A Pencil's Just a Pencil, right...?
Pencils are a direct translation of hand to paper, and there are many types of as pencil as there are ways of drawing with them. Graphite, colour and charcoal pencils come in many shapes, sizes and strengths of mark.
On the graphite scale, the higher the number of H pencil the harder the graphite is. The higher the number of B pencil, the softer the graphite is. This is achieved through differing mixes of graphite with non-staining materials. The harder the graphite the slower they are to wear down and the lighter the mark they make. The softer, the darker the pencil and faster to wear down as they are purer graphite.
White pencils are extremely effective in a drawing, as they deliver areas of pure white as you choose. This lets you add highlight or tone to specific areas, instead of simply using less tone with a graphite pencil. Charcoal pencils give the deep, earthy black of charcoal with the control and sharpening ability of a pencil.

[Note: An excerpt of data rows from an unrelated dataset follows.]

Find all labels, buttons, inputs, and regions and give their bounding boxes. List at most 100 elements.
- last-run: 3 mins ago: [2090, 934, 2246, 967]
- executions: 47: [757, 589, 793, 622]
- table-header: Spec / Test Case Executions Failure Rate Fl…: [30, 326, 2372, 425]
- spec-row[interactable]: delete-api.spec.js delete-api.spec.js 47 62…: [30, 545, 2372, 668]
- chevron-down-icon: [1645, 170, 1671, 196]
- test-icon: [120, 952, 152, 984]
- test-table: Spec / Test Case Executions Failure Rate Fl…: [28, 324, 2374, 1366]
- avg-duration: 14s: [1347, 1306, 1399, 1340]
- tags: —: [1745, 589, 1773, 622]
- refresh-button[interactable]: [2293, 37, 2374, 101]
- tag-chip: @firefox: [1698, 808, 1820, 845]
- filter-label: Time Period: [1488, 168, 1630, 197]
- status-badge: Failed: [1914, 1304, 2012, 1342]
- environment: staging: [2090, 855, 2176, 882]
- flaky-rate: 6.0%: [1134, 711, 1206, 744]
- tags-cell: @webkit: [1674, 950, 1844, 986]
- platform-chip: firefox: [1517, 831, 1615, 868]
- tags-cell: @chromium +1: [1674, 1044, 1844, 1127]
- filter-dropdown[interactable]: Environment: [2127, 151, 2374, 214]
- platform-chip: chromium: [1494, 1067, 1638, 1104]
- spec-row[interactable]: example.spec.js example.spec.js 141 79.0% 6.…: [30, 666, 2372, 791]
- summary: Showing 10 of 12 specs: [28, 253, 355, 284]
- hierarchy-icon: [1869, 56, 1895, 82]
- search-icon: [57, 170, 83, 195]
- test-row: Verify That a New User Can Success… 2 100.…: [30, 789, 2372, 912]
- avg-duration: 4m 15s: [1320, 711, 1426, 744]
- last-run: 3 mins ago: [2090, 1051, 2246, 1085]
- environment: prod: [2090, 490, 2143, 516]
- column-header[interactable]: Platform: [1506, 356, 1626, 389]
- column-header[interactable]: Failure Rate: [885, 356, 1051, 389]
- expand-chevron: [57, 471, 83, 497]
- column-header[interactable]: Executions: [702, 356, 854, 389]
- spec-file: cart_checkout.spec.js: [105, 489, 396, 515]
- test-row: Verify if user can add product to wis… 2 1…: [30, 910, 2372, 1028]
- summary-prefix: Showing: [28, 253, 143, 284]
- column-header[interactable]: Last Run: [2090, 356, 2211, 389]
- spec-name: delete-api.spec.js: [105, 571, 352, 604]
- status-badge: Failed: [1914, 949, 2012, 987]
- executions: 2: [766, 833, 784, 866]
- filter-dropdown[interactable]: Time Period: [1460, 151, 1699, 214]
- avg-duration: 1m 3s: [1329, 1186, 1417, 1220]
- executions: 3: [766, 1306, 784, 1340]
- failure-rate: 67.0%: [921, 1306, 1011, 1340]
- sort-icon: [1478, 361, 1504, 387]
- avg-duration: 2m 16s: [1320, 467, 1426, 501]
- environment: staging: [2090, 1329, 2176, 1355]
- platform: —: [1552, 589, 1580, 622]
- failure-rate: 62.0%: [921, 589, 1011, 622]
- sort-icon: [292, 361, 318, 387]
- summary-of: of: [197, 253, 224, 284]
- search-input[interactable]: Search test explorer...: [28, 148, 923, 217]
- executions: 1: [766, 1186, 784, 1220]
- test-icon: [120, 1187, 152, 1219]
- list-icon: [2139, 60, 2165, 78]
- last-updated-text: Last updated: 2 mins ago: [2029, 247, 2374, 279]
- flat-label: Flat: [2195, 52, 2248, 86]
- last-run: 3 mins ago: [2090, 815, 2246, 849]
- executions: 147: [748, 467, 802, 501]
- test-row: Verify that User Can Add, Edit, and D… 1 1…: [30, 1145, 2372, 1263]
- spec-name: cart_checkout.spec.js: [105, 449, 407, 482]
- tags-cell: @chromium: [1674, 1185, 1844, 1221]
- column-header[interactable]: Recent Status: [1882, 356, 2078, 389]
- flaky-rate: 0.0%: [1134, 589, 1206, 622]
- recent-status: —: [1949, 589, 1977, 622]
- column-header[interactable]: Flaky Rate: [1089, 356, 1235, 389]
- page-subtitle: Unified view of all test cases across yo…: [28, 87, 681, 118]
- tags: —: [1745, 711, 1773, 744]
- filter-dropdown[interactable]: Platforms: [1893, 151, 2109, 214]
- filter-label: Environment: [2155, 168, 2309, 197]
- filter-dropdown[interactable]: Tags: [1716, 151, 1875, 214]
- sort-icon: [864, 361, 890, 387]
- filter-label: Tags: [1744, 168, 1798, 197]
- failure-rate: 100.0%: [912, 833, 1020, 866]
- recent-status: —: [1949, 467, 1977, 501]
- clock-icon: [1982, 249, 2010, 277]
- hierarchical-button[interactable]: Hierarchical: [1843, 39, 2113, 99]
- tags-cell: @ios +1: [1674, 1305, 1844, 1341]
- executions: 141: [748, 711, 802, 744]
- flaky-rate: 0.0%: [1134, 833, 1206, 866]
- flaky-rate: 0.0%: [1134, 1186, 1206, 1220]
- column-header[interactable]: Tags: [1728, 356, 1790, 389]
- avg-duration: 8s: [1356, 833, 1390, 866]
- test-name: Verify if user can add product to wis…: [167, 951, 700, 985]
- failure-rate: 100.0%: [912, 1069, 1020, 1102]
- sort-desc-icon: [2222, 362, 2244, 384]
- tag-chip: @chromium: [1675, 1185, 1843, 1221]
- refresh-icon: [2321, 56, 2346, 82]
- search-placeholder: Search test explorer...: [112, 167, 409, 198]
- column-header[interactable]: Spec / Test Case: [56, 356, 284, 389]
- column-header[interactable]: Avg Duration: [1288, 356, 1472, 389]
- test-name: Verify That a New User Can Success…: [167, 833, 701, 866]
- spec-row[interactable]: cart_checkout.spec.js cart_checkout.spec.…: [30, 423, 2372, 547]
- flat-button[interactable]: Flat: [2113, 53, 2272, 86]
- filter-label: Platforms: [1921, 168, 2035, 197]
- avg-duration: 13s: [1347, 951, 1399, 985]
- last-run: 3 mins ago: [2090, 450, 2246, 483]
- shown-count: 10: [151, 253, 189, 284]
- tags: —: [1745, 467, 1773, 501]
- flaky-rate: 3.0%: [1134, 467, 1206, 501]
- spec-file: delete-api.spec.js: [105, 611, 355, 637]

Charcoal, as well as medium in itself, is a great aid to the canvas painter. Nothing makes quicker, clearer and more effective marks on canvas than charcoal. Ever tried drawing out a painting in pencil on a canvas? You need to sharpen your pencil every five seconds, canvas is simply too abrasive to make preparatory marks with a pencil. Charcoal fills this need perfectly, as it spreads over the canvas and doesn’t get caught as much in the grain. Also charcoal, like spray paint, is best used as an extension to the arm rather than the hand. On a large canvas, drawing out ones composition in charcoal before hand is not just helpful but can actually make your painting many times better than it would otherwise be.